Most US politicians and many in Britain, the EU, Japan, Korea, Australia, and New Zealand support the United States’ aggressive approach. I do not. I view the US approach to China as contrary to the UN Charter and peace.
China has the right to prosperity and national security, free from US provocations around its borders. China’s remarkable economic accomplishments since the late 1970s are wonderful for both China and the world.
During the long century from 1839 to 1949, China was driven into extreme poverty in a period marked by European and Japanese invasions of China and Chinese civil wars. Britain invaded in 1839 to force China to buy Britain’s addictive opium. Other powers piled on during the following century. China has finally recovered from that disastrous period, and in the process, ended poverty of around 1 billion people!

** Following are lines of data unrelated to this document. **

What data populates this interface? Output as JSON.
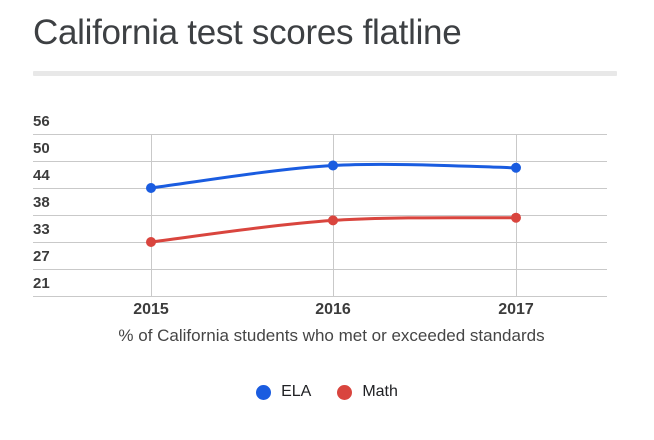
{
  "header": {
    "title": "California test scores flatline"
  },
  "chart_data": {
    "type": "line",
    "title": "California test scores flatline",
    "caption": "% of California students who met or exceeded standards",
    "categories": [
      "2015",
      "2016",
      "2017"
    ],
    "series": [
      {
        "name": "ELA",
        "color": "#1a5ce0",
        "values": [
          44,
          49,
          48.5
        ]
      },
      {
        "name": "Math",
        "color": "#d9453e",
        "values": [
          33,
          37,
          37.5
        ]
      }
    ],
    "y_ticks": [
      56,
      50,
      44,
      38,
      33,
      27,
      21
    ],
    "grid": true,
    "smooth": true,
    "legend_position": "bottom",
    "point_style": "filled-circle"
  }
}
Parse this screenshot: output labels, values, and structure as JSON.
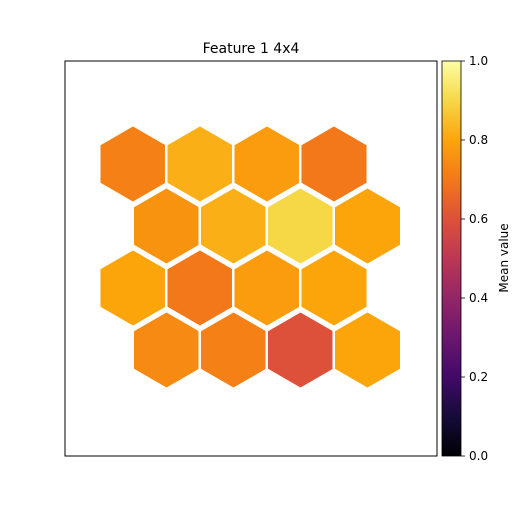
{
  "chart_data": {
    "type": "heatmap",
    "layout": "hexagonal",
    "title": "Feature 1 4x4",
    "xlabel": "",
    "ylabel": "",
    "grid": false,
    "rows": 4,
    "cols": 4,
    "values": [
      [
        0.72,
        0.82,
        0.78,
        0.7
      ],
      [
        0.76,
        0.82,
        0.9,
        0.8
      ],
      [
        0.8,
        0.7,
        0.78,
        0.8
      ],
      [
        0.74,
        0.72,
        0.6,
        0.8
      ]
    ],
    "colorbar": {
      "label": "Mean value",
      "colormap": "inferno",
      "range": [
        0.0,
        1.0
      ],
      "ticks": [
        "0.0",
        "0.2",
        "0.4",
        "0.6",
        "0.8",
        "1.0"
      ]
    }
  }
}
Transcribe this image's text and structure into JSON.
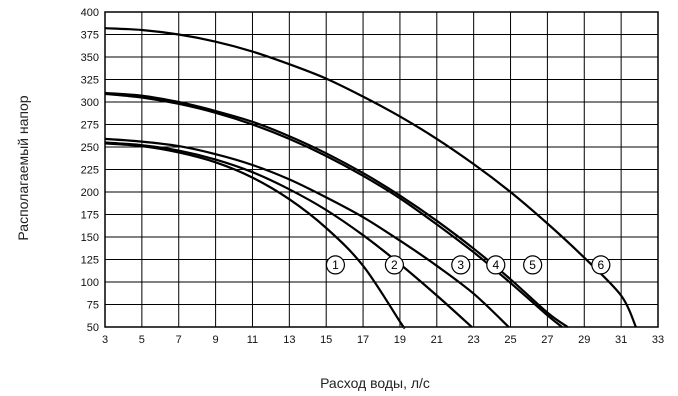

China’s new prosperity can be both peaceful and productive for the world. China’s successful technologies – ranging from vital cures for malaria to low-cost solar power and efficient 5G networks – can be a boon for the world. China will only be a threat to the extent that the US makes China into an enemy. US hostility to China, which mixes the arrogant US aim of dominance with long-standing anti-Chinese racism dating back to the 19th century, is creating that enemy.
The dangers of US foreign policy extend beyond China. The US goal to expand NATO to Ukraine and Georgia, thereby surrounding Russia in the Black Sea, helped stoke the Ukraine War. Countless nations see the danger of this approach. Major nations from Brazil to India and beyond aim for a multipolar world. All UN member states should recommit to the UN Charter and oppose claims of dominance by any nation.